I keep thinking that a huge block of totally free time when I could work non-stop on my family history would be so-o-o-o desirable. Several years ago, I had about three months of such freedom. And, believe it or not, I didn’t get tired of working consistent eight- to ten-hour days while computerizing my notes.

So what would you do if you were housebound for two or three days? Then what would you do if the power went out? Even more serious, what would we all do if the power outage lasted for weeks...or forever. As dependent as we have become on electronic files, is it possible that we would one day be very grateful for a paper printout of our research?

Something to think about........when you have time.

Thursday, February 4, 2010

All the winds that blow

Today the sun is shining. The temperatures are moderate. At least the heat pump isn’t overheating trying to strain a few warm molecules out of the frigid air, as has been the case during the past few weeks. One would think that all was well.

However, the weather forecasters are tentatively telling us that all is not well. We are right in the line of fire of another significant snowstorm. It is due to arrive in the early hours of tomorrow (Friday) morning and continue until late Saturday night. By the time it stops snowing, they are saying that we could have an accumulation of 12 to 18 inches.

Now, for some of you in other areas of the country, this is not an unusual situation. But for those of us in the Central Atlantic region (where we have been known go a whole year without seeing a single snowflake), this is not typical.

And it’s not as if we don’t know what we’re in for. Just a few days before Christmas, we had a knee-deep snowfall. I’m sure the merchants were devastated as everything ground to an absolute halt for several very critical shopping days. There are still mounds of scooped snow from that storm piled up in parking lots all over town.

School and church have been canceled in the interim as subsequent smaller storms have rolled through. There is no doubt that this weekend’s event will repeat that pattern for yet another week.

But today the sun is shining. The air is relatively warm. The already-present snow is conveniently not on the roads throughout town. I’ll be able to get out today to run a couple of errands.

Tomorrow, though, early in the morning, probably about the same time as the snow starts falling, one of our daughters will journey to the hospital to deliver her second child. Their almost 20-month-old daughter will be traveling with her other grandparents to a town about 45 minutes to the north.

Meanwhile, one of our sons will be awaiting word on whether or not his offer on a house was accepted. The answer is due by 5:00 tomorrow night.

Another son will probably wind up being stranded at his security guard job until the effects of the storm are cleared. An older daughter will be trying to cover her sister’s employment duties during her hospitalization. Our youngest daughter will have to see if she can get to the airport whenever it is functioning.

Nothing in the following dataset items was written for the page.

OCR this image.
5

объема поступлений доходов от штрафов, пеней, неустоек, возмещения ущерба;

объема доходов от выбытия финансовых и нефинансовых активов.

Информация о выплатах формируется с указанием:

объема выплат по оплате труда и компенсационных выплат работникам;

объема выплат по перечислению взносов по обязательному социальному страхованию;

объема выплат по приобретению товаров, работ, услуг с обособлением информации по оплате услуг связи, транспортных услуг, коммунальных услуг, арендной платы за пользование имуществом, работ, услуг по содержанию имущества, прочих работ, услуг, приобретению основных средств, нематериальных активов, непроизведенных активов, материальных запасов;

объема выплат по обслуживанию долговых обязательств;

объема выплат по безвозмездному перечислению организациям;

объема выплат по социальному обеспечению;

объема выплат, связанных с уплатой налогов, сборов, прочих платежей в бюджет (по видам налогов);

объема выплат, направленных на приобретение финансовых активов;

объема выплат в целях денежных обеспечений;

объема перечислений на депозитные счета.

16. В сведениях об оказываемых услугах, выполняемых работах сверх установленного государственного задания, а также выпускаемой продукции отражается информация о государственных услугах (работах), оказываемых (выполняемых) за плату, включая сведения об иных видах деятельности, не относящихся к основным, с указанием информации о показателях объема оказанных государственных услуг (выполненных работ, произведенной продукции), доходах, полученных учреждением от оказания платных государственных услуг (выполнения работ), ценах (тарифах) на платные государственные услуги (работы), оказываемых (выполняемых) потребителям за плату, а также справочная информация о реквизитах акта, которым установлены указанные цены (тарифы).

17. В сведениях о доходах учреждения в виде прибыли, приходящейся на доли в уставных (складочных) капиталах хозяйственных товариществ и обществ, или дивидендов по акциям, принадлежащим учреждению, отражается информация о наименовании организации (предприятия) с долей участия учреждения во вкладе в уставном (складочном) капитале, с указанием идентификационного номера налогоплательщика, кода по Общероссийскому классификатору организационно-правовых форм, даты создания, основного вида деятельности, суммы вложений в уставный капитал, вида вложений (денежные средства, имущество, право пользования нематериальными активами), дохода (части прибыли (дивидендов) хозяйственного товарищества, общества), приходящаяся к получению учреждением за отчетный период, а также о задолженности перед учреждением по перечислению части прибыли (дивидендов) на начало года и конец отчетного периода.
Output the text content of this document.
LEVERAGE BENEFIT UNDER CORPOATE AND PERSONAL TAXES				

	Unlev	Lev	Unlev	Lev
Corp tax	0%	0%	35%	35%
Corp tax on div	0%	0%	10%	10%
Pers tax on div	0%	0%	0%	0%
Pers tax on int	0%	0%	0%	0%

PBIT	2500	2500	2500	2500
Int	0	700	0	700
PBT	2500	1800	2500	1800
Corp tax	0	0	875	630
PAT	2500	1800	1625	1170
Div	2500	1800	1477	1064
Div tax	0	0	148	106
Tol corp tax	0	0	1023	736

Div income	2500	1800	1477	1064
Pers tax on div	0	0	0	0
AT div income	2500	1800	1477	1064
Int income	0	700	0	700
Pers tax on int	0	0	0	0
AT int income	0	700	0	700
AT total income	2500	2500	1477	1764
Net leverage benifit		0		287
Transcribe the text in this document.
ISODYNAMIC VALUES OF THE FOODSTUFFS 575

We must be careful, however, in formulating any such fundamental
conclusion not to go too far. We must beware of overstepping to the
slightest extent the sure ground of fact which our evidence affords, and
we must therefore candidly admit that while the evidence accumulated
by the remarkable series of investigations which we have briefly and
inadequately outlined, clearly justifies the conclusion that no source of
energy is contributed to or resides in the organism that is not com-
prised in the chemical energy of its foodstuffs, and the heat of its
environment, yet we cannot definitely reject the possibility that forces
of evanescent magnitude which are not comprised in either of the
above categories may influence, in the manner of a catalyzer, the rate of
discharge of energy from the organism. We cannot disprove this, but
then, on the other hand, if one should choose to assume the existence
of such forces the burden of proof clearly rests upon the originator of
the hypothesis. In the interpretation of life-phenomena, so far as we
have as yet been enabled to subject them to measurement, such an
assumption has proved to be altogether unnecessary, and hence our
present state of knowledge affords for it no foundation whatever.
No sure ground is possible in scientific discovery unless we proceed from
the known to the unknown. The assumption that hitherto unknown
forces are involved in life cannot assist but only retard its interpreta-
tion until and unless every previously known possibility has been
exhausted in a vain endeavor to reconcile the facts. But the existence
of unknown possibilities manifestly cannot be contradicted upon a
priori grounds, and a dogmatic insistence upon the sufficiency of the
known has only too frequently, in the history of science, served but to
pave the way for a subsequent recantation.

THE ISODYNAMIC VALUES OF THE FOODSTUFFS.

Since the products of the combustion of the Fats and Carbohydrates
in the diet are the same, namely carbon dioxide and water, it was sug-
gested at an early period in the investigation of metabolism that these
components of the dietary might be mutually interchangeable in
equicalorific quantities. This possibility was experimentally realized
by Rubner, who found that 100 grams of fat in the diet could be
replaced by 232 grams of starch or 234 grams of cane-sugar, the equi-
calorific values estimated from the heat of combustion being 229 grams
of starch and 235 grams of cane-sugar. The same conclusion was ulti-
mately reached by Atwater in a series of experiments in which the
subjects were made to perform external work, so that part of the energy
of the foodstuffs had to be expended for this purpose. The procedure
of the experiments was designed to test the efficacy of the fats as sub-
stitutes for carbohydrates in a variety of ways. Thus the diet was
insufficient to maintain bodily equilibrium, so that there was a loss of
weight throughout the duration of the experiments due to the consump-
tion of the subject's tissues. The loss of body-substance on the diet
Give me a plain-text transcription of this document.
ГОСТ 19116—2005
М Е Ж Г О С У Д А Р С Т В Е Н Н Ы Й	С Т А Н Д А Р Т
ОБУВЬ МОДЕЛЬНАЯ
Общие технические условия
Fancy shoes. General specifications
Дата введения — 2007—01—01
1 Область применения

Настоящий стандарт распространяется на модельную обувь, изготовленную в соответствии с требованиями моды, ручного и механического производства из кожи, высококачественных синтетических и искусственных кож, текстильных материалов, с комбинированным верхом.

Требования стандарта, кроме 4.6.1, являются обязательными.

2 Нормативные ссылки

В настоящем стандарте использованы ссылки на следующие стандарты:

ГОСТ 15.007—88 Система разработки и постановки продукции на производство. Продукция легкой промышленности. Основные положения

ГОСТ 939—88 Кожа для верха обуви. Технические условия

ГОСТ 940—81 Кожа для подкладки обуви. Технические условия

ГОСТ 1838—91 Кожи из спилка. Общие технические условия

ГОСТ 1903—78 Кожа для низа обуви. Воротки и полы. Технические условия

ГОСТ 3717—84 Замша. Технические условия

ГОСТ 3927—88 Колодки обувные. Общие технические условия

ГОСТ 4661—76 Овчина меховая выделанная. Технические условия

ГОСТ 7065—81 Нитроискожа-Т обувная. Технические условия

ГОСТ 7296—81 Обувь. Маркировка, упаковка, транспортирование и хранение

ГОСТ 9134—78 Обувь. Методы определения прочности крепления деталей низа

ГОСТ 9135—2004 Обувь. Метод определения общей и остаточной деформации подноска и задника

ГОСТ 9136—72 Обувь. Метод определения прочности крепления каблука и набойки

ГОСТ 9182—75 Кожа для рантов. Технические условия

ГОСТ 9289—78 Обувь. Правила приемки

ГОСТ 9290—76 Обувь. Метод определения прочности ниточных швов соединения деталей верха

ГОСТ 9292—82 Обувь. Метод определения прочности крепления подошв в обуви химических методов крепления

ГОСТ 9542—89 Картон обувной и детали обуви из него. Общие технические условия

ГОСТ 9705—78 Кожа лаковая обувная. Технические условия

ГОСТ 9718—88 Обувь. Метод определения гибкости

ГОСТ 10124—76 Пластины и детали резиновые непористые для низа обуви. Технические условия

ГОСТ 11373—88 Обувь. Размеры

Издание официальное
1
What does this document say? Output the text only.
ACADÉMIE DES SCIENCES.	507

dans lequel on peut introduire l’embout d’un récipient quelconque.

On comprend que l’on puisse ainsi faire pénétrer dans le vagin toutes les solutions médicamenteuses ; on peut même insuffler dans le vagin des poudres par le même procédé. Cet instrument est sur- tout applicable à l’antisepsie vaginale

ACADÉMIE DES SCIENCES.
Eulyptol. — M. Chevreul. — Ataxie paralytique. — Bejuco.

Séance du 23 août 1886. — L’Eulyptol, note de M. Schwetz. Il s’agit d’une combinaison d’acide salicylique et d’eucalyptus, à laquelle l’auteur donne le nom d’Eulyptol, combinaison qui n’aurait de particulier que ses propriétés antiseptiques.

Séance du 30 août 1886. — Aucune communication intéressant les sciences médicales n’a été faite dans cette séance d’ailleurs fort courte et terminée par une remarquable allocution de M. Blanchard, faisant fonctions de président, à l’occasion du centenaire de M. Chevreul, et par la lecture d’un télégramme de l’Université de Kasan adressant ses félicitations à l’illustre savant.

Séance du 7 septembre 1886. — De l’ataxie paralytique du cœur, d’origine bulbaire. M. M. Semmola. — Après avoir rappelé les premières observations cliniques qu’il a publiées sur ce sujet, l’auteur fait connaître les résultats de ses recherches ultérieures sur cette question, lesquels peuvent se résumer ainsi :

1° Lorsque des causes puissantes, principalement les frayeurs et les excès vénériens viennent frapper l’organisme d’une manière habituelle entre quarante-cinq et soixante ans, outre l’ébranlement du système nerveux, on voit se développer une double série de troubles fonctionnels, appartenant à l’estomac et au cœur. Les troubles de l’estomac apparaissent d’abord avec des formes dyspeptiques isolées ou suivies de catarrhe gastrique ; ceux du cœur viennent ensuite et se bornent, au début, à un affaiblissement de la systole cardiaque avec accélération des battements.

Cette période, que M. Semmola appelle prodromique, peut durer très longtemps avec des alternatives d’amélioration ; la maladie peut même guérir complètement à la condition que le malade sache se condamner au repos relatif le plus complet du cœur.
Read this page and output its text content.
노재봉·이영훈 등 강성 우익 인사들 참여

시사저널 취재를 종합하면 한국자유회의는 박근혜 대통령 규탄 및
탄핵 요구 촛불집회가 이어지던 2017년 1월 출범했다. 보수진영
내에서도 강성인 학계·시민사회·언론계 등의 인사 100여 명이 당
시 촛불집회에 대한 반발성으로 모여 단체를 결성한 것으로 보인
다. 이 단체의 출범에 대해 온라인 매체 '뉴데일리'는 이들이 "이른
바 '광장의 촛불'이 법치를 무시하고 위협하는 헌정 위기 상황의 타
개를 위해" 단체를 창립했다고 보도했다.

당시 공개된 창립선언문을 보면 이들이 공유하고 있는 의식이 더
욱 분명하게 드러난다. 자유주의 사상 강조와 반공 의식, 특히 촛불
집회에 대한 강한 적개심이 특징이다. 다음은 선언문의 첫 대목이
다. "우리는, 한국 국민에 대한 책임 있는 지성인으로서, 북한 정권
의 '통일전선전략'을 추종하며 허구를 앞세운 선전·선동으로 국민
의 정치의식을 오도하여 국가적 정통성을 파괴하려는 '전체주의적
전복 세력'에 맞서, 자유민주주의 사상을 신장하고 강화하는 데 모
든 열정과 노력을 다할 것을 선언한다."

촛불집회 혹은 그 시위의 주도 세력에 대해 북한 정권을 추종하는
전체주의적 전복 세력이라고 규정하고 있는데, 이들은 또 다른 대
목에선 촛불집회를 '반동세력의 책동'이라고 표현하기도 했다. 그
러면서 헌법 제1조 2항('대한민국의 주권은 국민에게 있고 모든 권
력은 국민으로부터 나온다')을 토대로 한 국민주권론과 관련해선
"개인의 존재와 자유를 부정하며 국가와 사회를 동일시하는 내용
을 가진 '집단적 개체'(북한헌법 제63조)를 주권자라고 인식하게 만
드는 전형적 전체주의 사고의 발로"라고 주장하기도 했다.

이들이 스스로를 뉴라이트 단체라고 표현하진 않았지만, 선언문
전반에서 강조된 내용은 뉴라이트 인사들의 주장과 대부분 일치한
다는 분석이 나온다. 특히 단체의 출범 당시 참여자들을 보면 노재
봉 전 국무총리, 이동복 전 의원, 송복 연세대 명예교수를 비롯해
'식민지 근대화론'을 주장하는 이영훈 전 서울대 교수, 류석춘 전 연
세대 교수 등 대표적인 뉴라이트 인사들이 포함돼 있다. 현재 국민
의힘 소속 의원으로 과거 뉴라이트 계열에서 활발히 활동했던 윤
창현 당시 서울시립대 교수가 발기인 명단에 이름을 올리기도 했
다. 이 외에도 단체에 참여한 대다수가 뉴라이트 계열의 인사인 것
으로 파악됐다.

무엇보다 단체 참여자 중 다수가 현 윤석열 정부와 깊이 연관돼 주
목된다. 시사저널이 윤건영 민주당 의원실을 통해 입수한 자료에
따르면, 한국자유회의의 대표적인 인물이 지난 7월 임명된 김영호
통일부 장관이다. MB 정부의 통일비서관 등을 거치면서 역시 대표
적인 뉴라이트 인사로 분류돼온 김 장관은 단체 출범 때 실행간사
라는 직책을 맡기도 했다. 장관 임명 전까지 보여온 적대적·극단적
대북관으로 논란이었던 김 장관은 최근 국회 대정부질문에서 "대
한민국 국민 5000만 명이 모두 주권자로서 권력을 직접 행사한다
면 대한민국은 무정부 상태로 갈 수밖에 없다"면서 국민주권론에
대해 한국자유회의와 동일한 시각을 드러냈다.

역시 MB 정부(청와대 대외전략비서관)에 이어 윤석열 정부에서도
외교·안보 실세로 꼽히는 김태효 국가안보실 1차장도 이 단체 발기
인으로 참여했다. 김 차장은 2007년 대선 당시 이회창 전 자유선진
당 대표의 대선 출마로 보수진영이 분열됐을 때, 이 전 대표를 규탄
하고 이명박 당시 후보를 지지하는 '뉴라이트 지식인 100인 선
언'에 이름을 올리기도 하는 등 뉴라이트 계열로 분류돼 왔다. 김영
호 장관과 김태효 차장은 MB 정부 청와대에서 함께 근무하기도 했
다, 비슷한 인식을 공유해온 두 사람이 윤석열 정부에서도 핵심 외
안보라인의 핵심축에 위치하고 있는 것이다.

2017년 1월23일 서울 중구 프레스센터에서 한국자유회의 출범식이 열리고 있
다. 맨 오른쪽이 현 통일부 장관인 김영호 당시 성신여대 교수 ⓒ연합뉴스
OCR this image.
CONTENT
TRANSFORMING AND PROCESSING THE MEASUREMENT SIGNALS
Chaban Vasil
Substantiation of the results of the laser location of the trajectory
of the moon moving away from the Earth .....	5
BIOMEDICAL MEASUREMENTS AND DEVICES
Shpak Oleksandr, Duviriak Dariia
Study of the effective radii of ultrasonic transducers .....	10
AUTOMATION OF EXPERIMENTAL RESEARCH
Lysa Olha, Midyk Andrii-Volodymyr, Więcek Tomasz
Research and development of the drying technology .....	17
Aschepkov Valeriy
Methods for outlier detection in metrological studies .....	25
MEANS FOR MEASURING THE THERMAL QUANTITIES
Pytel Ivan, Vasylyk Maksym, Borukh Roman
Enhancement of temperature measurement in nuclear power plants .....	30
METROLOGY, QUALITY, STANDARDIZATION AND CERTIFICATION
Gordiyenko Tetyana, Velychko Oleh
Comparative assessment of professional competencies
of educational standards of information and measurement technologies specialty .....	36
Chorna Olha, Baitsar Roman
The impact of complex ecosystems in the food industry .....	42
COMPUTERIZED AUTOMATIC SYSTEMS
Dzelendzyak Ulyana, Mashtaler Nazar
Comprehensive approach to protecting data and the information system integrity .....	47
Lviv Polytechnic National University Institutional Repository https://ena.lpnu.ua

As I contemplate the impact the next 48 hours will have on our family, I take comfort in the fact that generations before have faced other momentous circumstances. Wave after wave of challenge swept over them too. Still, they did whatever was necessary to preserve and protect the critical elements of their lives.

We will survive this storm, despite its predicted severity. We will be eager to welcome a new granddaughter and see what unique character she will contribute to our growing family. We will be concerned about the status of her older sister who is very attached to her mother. We will be anxious about our son’s imminent next step into adulthood. We will be praying for the safety of the others as they strive to meet their responsibilities.

Still, today the sun is still shining. Tomorrow it will go into hiding while Mother Nature tests our mettle. And then it will ultimately return and shed its warming rays on the multi-layered blanket of white. But, just like our predecessors, we will get through this and add several new experiences to our scrapbook of eternal memories.

May we brace ourselves and stand firm, even in the midst of the heaviest adversities that blow. The sun will always shine again.